Irrational exuberance. Unsurprisingly, perhaps, it was a jazz musician who first came up with the phrase. Alan Greenspan, the Julliard School alumnus and former band colleague of Stan Getz and Johhny Mandel first used it in December 1996…when he was Chairmen of the Federal Reserve Bank, to describe the collective folly of when people channeled unrealistic hopes into asset values,and which can have huge costs when the climate turns. Which gives all the more justification to the harmless, life-affirming, dare one say rational exuberance which 75-year old Brazilian legend Hermeto Pascoal is capable of channelling, and which fired up a phenomenal group of musicians and a full-ish Barbican Hall on the closing night of the London Jazz Festival last night.

There were two bands onstage, Pascoal’s remarkable six-piece Brazilian band, and an elite UK big band, including musicians such as Stuart Hall and Chris Batchelor with deep knowledge of and affinity for Pascoal’s music. The two bands performed in non-stop relay throughout each of the two sets, a formula which worked well in establishing and building energy and involvement.

Pascoal himself as multi-instrumentalist, presiding genius, inspirer, gift-giver held centre stage and radiated energy throughout. There were bouts of comedy such as the moment which found him blowing tuneful bubbles into an aliminium kettle, only to empty the watery contents onto his own head. But also moments of musicianship to take the breath away: he duetted with himself on voiced bass flute; he dug into a DX7 keyboard for grungy sounds; he played a special Round Midnight-y Happy Birthday for Hamilton de Holanda’s manager; he played with astonishing agility on accordion, challenging the others to match his tempo.. and then speeding up.

Pascoal’s way of integrating vocal sounds, rasps gasps, screams, which are the antipathy of what we think of as musical sounds into the line could have- and probably has had – several Ph D’s writtten about it.

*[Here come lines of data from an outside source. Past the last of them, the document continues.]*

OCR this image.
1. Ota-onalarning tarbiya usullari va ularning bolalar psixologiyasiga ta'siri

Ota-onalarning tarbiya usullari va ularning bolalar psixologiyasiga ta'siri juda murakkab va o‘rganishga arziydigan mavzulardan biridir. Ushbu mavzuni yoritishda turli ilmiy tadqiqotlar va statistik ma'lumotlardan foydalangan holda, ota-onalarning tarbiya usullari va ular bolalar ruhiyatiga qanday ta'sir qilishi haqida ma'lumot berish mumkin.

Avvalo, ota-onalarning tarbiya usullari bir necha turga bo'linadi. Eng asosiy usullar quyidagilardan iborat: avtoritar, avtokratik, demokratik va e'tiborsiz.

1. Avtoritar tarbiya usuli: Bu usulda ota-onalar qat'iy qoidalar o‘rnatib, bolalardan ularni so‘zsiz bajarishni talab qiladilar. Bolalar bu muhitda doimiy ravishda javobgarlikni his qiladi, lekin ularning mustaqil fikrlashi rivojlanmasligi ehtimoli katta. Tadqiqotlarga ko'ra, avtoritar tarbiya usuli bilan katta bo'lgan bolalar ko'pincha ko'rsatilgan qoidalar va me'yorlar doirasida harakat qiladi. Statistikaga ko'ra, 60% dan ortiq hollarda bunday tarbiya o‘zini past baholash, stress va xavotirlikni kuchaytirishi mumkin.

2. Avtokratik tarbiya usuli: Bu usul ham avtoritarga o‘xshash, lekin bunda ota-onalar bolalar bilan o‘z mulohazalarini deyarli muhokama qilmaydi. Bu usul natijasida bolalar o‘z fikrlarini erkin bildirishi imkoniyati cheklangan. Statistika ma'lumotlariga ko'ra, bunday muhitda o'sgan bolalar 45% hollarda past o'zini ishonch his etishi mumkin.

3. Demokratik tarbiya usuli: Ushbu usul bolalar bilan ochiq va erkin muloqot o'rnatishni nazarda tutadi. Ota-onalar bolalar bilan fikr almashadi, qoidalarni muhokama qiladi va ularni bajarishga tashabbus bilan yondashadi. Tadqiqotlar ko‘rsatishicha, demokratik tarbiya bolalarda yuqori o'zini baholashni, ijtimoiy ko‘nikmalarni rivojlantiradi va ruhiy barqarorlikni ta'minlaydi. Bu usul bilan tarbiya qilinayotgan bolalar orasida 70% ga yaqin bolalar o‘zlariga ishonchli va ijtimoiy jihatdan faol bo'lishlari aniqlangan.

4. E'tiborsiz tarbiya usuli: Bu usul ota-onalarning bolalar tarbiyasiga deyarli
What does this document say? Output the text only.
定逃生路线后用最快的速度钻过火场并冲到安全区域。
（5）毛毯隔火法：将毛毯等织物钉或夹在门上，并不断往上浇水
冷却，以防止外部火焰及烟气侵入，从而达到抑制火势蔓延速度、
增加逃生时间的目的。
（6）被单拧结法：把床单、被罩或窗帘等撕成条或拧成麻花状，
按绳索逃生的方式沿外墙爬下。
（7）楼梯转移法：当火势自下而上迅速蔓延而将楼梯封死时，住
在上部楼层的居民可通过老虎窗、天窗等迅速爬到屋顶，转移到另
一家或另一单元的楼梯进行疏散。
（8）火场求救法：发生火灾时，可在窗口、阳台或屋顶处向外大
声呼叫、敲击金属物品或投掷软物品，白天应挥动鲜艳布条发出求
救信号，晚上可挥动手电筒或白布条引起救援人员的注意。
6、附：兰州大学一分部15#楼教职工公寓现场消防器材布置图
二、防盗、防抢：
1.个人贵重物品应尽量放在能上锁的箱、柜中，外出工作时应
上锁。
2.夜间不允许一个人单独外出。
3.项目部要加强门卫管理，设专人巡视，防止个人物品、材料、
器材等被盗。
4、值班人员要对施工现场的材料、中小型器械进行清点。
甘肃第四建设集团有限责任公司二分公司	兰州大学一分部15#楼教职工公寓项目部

Jovino Santos Neto directed the big band, constantly adjusting the order of numbers and the traffic signals within them. He also translated Pascoal’s spoken words into English. Singer Aline Nilson has an astonishing vocal range (particly in alt) and agility. Among the British players, altoist Phil Todd played wonderfully loose and idiomatic solos at the start of each half, the rhythm engine of the Mondesir brothers Michael and Mark on bass and drums matched their Brazilian counterparts for fizzing energy, and the fluency of Ivo Neame on piano also caught the ear.

By the end of the evening there were enough coconut shells onstage for the Barbican hall to be resemble a Brazilian beach. Quite a high on which to close the London Jazz Festival.